Uns discípulos tentaram impedir algumas crianças de chegarem até o Mestre e ele os repreendeu. Disse que era pra deixarem vir, sempre, as criancinhas, porque delas é todo o reino dos céus. Cristo, segundo a Bíblia, rei dos reis, senhor dos senhores, príncipe até dos mais altos céus, foi quem disse. Que o reino é delas. Das crianças. As mesmas crianças que hoje ficam enjauladas numa super-nação cristã, com um hino nacional lindo, cristão. E mais um monte de coisa dita cristã, que não serve pra nada, além de aparência. Essa aparência hipócrita, que o Cristo tanto abominava. E que, se ressurreto, ele fatalmente abomina, ainda.
Entende? Os fariseus sempre existiram. E seguem aqui. Nos templos das nossas religiosidades. Nos templos das nossas democracias. Nos templos que serviriam para a nossa segurança. Saúde, formação e desenvolvimento. O Estado é laico, deveria ser. Mas a vida é sagrada. Tudo que se destina a cuidar da Pólis, nossa vida em sociedade, nossa política, deve ser sagrado. No entanto tudo hoje é corrompido. O que, nesse nosso tempo, não virou um covil de ladrões? Que instituições resistiram? Quais poderes?
O nome de Deus continua em vão. A confiança americana em Deus, está nas notas de dólar. O louvor brasileiro, a Deus, está nas notas de real. Nada me convence de que Jesus não amaria os gays. De que Jesus não amaria as mulheres, as grávidas, a esquerda, os professores, a classe operária, os aposentados. Não posso imaginar Jesus espancando um viado. Quando nos foi dito pra ensinar as crianças nos caminhos em que elas devem andar, esse caminho sempre foi o Amor. Ou não é isso, que Deus é? Jesus não estaria preocupado com kit qualquer coisa. Estaria sim se ocupando da dignidade, e da coerência, que cada qual de nós se deve.
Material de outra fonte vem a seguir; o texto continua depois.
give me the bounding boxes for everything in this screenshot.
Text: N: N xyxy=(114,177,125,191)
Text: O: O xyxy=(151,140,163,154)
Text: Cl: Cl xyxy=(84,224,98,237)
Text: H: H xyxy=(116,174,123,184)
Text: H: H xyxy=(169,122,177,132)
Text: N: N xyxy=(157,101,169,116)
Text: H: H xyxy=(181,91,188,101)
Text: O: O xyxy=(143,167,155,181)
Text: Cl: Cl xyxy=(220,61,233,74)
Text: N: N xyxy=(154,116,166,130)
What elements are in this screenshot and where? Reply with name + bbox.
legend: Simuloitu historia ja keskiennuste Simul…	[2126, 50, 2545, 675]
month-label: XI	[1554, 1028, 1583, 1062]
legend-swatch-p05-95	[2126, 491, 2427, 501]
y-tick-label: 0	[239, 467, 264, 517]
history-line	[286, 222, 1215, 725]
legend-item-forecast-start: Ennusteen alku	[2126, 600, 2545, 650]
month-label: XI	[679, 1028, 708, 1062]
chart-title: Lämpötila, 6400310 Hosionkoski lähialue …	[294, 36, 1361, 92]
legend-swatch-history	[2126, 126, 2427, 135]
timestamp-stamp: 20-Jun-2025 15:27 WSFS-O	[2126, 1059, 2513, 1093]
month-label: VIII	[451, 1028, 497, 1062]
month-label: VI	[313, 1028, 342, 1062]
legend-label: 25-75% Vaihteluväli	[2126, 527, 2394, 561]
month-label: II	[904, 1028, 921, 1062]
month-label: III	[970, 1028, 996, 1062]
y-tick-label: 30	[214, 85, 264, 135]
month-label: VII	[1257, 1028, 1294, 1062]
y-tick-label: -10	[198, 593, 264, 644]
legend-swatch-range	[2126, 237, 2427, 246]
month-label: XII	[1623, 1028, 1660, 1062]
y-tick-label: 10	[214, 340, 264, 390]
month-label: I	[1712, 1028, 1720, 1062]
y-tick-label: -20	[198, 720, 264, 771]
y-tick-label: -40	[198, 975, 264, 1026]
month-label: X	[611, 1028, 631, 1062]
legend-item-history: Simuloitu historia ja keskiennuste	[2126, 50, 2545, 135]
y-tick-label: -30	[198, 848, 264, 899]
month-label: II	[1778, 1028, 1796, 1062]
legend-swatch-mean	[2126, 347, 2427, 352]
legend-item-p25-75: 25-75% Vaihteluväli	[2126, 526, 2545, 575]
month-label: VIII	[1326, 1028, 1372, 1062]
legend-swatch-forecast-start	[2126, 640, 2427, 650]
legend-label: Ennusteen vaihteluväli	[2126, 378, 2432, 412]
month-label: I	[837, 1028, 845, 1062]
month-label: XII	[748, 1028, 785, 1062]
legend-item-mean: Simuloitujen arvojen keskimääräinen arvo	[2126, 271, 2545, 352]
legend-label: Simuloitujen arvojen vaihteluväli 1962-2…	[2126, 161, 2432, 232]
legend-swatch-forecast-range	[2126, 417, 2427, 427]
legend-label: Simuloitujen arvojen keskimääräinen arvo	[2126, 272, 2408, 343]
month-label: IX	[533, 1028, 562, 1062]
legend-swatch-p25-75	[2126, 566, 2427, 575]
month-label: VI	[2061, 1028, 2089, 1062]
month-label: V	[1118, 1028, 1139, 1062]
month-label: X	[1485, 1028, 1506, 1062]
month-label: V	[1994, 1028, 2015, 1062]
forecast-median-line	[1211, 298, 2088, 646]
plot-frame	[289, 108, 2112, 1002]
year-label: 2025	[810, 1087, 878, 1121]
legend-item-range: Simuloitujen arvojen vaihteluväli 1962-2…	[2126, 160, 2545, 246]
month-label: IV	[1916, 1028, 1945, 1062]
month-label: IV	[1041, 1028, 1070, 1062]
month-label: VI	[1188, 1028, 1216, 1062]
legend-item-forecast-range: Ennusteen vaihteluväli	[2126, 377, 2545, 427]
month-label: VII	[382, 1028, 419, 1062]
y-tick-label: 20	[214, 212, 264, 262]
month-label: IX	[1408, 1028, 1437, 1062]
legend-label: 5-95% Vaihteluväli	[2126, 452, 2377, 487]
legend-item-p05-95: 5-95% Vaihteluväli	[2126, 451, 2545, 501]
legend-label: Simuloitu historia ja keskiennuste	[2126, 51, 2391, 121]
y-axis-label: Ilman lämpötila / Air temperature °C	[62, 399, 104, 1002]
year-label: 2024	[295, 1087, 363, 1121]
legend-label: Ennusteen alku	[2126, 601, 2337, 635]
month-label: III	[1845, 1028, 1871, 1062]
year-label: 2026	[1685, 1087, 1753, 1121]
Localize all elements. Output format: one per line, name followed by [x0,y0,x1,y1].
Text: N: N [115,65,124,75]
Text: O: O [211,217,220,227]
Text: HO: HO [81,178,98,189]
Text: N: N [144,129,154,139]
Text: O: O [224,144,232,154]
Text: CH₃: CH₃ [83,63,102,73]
Nos foi dito pra sermos, o exemplo pra essas crianças. Não para as impedirmos, de conhecer qualquer coisa. Nem a terem seus livres arbítrios violentados. Nós nos esquecemos. Da quantidade de crianças mortas, que achavam os esconderijos das armas de seus pais em casa, e se matavam. Brincando de ser como seus pais. Imitando o exemplo, e os gestos, de seus pais. Eu ainda creio, que a única coisa que virava Jesus no Jiraya, era a hipocrisia.
Falar que ama e não amar: é hipocrisia. Por exemplo. E o que sobra além da hipocrisia é a vida. É o que é. O que dá. É como nós, humanos, vamos galgando. Pouco a pouco, dia a dia. Como Maria Madalena. Como todo mundo que já errou. Como Pedro, que foi pedra, que é tido como o primeiro papa – embora curiosamente não tenha sido celibatário. Que fez um monte de merda. E nem por isso, foi rejeitado por Jesus. Nem Tomé. E nem o próprio Judas Iscariotes, que só se rejeitou a si mesmo. O que sobra sem a hipocrisia, é uma experiência terrena pura. Com toda sua impureza. Pronta pra ser, o que precisar ser. Sem meias verdades. Com toda dor e delícia, desse mundo dual, que é a Terra.